As you can see, almost all plugins have vast overhead especially for what concerns the bss segment (all of them have at least 16 bytes used, and that warrants a whole page for them: 4080 bytes wasted each); the data segment is also interesting: only the two external ones have more than a page worth of variables (which also is suspicious to me). When all the plugins are loaded (like they most likely are right now as well on my server) there are at least 100KiB of overhead; just for the sheer fact that these are plugins and thus have their own address space. Might not sound like a lot of overhead indeed, since Apache is requesting so much memory already, especially with Passenger running, but it definitely doesn’t sound like a good thing for embedded systems.

Now I have no doubt that a lot of people like the fact that Apache has all of those as plugins as they can then use the same Apache build across different configurations without risking to have in memory more code and data than it’s actually needed, but is that right? While it’s obvious that it would be impossible to drop the plugin interface from Apache (since it’s used by third-party developers, more on that later), I would be glad if it was possible to build in the modules that come with Apache (given I can already choose which ones to build or not in Gentoo). Of course I also am using Apache with two configurations, and for instance the other one does not use the authentication system for anything, and this one is not using CGI, but is the overhead caused by the rest of modules worth the hassle, given that Apache already has a way to not initialise the unused built-ins?

I named above “third party developers” but I have to say now that it wasn’t really a proper definition, since it’s not just what third parties would do, it might very well be the original developers who might want to make use of plugins to develop separate projects for some (complex) features, and have different release handling altogether. For uses like that, the cost of plugins is often justifiable; and I am definitely not against having a plugin interface in feng. My main beef is when the plugins are created for functions that are part of the basic featureset of a software.

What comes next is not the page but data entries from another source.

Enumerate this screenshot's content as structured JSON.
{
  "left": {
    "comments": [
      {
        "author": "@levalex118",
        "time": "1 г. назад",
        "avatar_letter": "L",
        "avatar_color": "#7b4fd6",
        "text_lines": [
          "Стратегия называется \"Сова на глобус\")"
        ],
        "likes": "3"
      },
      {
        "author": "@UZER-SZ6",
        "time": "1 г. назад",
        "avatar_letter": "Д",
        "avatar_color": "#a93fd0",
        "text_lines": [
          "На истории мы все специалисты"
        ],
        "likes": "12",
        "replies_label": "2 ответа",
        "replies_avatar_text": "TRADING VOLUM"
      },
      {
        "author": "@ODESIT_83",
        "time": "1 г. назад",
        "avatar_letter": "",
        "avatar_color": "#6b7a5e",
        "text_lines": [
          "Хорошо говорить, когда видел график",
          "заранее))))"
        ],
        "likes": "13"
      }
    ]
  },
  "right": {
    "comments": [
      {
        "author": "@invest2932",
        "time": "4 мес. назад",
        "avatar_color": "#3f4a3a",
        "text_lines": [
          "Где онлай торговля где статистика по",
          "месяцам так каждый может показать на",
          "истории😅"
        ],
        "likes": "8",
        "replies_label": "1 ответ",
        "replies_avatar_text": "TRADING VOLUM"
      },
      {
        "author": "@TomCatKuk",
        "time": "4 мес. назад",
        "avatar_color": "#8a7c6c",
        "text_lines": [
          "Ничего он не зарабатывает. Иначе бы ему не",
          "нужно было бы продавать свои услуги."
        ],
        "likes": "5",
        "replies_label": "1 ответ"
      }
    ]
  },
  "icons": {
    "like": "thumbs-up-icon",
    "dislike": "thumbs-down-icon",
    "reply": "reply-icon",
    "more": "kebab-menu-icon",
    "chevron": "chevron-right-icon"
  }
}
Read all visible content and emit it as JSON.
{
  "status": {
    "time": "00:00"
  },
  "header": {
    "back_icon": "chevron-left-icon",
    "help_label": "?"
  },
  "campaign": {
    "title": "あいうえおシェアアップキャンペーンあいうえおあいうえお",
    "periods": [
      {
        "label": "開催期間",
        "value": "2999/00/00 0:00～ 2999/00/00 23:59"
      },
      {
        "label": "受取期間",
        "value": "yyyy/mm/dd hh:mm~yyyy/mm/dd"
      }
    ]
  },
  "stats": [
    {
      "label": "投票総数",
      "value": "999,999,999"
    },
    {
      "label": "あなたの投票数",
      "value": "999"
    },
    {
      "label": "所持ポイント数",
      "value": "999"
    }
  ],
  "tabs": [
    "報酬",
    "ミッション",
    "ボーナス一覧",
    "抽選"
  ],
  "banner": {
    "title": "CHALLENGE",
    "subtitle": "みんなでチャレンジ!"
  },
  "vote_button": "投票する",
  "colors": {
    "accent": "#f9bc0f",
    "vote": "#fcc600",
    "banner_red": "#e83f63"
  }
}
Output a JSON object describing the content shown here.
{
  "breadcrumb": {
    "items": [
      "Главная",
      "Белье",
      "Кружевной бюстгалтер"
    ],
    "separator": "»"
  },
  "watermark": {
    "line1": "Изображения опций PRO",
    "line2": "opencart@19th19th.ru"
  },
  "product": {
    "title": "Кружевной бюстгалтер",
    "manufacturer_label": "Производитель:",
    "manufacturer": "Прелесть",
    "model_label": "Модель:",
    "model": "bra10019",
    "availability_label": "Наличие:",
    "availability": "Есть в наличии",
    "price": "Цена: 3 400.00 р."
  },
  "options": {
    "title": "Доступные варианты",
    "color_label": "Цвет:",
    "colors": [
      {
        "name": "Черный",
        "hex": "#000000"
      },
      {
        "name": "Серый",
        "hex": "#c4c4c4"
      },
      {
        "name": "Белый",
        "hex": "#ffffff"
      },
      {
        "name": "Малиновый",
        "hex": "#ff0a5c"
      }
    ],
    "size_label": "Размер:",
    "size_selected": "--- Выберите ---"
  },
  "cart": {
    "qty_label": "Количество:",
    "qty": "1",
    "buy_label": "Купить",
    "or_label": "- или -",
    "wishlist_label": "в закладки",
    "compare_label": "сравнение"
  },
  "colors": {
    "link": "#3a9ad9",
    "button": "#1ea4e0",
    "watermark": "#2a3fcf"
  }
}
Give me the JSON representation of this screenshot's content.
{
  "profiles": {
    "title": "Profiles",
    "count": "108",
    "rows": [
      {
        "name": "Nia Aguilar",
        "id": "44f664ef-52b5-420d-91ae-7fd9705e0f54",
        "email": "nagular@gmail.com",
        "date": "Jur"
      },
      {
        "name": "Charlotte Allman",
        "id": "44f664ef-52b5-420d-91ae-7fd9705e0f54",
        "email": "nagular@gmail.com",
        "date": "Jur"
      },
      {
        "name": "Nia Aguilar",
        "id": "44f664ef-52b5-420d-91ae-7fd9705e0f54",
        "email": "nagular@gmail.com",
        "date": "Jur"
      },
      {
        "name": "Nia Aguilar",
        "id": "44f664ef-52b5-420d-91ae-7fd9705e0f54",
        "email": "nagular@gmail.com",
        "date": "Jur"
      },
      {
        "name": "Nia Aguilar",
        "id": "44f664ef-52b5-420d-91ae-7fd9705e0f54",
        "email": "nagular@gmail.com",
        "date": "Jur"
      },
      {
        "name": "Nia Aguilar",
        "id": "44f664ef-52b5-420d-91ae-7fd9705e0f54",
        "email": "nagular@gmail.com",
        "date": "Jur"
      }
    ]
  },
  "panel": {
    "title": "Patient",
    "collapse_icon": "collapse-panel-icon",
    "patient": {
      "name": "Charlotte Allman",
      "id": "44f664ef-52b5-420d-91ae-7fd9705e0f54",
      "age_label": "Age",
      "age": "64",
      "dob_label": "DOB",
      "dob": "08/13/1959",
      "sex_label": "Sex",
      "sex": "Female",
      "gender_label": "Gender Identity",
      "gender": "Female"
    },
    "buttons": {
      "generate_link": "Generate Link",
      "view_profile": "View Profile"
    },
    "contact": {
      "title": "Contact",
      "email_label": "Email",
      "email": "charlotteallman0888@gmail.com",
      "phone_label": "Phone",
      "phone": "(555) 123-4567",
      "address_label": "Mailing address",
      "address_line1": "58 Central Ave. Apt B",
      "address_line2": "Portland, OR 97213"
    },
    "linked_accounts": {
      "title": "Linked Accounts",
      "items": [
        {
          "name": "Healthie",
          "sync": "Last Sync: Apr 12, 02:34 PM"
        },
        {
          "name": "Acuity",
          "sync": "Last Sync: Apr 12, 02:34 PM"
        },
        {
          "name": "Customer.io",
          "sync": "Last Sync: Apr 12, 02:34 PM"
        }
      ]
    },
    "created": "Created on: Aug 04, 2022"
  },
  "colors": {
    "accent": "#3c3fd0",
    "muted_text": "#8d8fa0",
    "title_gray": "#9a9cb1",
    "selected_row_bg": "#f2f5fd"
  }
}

Another unfortunately not uncommon problem with plugins is that the interface might be skewed by bad design, like the case was (and is) for xine: when trying to open a file, it has to pass through all the plugins, so it loads all of them into memory, together with the libraries they depend on, to ask each of them to test the current file; since plugins cannot really be properly unloaded (and it’s not just a xine limitation) the memory will still be used, the libraries will still be mapped into memory (and relocated, causing copy on write, and thus, more memory) and at least half the point of using plugins has gone away (the ability to only load the code that is actually going to be used). Of course you’re left with the chance that an ABI break does not kill the whole program, but just the plugin, but that’s a very little advantage, given the cost involved in plugins handling. And the way xine was designed, it was definitely impossible to have third-party plugins developed properly.

And to finish off, I said before that plugins cannot be cleanly unloaded: the problem is not only that it’s difficult to have proper cleanup functions for plugins themselves (since often the allocated resources are stored within state variables), but also because some libraries (used as dependency) have no cleanup altogether, and they rely (erroneously) on the fact that they won’t be unloaded. And even when they know they could be unloaded, the PulseAudio libraries, for instance, have to remain loaded because there is no proper way to clean up Thread-Local Storage variables (and a re-load would be quite a problem). Which drives away another point of using plugins.

I leave the rest to you.